Ha llevado una vida de permanente acción. Ha sido soldado, ha sido uno de los escritores más agresivos y agredidos de su época, ha glorificado en relatos inolvidables la muerte en el combate, el heroísmo, la abnegación.
Por aquella época, México es teatro de sangrientas luchas internas. En noviembre de 1913 Bierce escribe diciendo que se va a México, que lo lleva un propósito bien definido, pero no expresa cuál es ese propósito.
Lo que sucedió después es uno de los mayores misterios de nuestra época. Bierce desapareció sin dejar rastros, y hasta el día de hoy no se tuvieron noticias ciertas de él.

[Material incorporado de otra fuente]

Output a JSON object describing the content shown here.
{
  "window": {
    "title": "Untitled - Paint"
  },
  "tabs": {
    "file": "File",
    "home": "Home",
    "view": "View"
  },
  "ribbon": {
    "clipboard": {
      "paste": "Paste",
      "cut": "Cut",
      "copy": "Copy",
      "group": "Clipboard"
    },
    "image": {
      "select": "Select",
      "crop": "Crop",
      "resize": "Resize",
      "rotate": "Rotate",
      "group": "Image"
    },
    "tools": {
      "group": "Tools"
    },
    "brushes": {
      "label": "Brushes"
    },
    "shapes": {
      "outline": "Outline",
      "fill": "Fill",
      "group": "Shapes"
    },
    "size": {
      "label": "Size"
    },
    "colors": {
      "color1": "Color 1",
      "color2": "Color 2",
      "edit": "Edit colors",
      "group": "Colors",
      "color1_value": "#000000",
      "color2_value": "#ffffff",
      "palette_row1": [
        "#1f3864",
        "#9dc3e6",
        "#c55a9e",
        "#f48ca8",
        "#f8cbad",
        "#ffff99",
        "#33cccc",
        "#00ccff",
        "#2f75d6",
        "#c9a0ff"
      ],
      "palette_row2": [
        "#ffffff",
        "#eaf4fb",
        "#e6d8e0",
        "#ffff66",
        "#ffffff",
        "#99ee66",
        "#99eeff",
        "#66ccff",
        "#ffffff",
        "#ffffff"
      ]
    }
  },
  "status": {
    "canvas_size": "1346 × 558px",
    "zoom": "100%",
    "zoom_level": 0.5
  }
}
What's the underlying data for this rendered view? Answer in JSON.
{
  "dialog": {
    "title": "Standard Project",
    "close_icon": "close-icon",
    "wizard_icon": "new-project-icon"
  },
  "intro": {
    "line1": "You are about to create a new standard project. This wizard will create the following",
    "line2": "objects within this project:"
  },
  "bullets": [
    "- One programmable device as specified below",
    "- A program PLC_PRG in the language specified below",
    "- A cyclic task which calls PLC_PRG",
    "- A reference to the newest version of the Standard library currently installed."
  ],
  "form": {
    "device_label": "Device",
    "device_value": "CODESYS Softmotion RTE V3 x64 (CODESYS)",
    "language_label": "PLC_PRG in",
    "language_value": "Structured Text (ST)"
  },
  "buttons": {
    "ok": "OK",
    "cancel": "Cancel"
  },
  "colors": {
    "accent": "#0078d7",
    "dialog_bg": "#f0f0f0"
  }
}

"Parker Adderson, filósofo"

En "Parker Adderson, filósofo", uno de sus cuentos, Bierce había tenido, quizá, la prefiguración de algunos instantes de su muerte. Es la historia de un espía federal, en la Guerra de Secesión, que cae en poder del enemigo. Antes de ser fusilado, el general lo interroga: –¿Cuál es su nombre?
–Puesto que he de perderlo al alba –responde el prisionero–, no vale la pena ocultarlo. Parker Adderson.
–¿Su grado?
–Muy humilde. Los señores oficiales son demasiado valiosos para confiarles misiones de peligro. Soy sargento.
–¿De qué regimiento?
–Perdón. No he venido para dar datos sobre nuestras fuerzas, sino para averiguarlos sobre las suyas.
–¿Reconoce, pues, haberse infiltrado bajo un disfraz en nuestro campamento para obtener informes sobre el número y la moral de mis tropas?
–Sobre el número. La moral, ya la conozco. Es desastrosa. Y así sucesivamente. El espía sabe que será fusilado al amanecer, pero se ríe de la muerte.
El general firma la sentencia. Afuera llueve.
–Mala noche –dice el general.
–Para mí, sí –responde el prisionero.
–¿Piensa usted ir a la muerte sin dejar de bromear? ¿No sabe que la muerte es asunto serio?
–¿Cómo habría de saberlo? No he estado muerto en toda mi vida.
–La muerte es, por lo menos, la pérdida de la felicidad que hayamos alcanzado.
–Una pérdida de la que no tenemos conciencia puede soportarse con serenidad, y esperarse sin temor.
–Si el estar muerto no es condición desagradable –dice el general–, el acto de morir ha de serlo.
–El dolor es desagradable, sin duda. Pero quienes más larga vida alcanzan son los que más lo padecen. Lo que usted llama la muerte es simplemente el último dolor. La muerte no existe. Suponga que yo intento escapar. Usted levanta el revólver que tiene escondido sobre las rodillas y dispara. Yo me desplomo, pero aún no estoy muerto. Después de media hora de agonía, digamos, estoy realmente muerto. Pero en cualquier momento dado de esa media hora, he estado vivo o muerto. No hay términos medios. La naturaleza es muy sabia.
–La muerte es horrible –exclama el general, a pesar suyo.
–Para nuestros salvajes antecesores, sí. No tenían inteligencia bastante para separar la idea de conciencia de la idea de las formas físicas en que se manifiesta.
Transcurren las horas. Parker Adderson sigue filosofando con la mayor ecuanimidad. Es el general, y no él, quien parece el condenado a muerte. Nada puede alterar la lucidez de su inteligencia, la certera viveza de sus réplicas.
Pero al fin ha llegado el momento. El general llama a un oficial y le ordena:
–Tome un piquete, lleve al prisionero y fusílelo.
Y entonces ocurre lo inesperado. Ese hombre que ante la mera idea de la muerte ha conservado una admirable sangre fría, ante la muerte actual, verdadera, se derrumba como un muñeco. Trata de huir, inicia una lucha insensata, es reducido, y, sin cesar de gemir y suplicar, es llevado al sitio de la ejecución donde es muerto como un perro.
Algunos aseguran que Ambrose Bierce fue fusilado por los guerrilleros de Pancho Villa. Lo que nunca se sabrá es si supo conservar hasta el fin el razonado valor primero de Parker Adderson, el filósofo, o si, como él, tuvo miedo en el último instante.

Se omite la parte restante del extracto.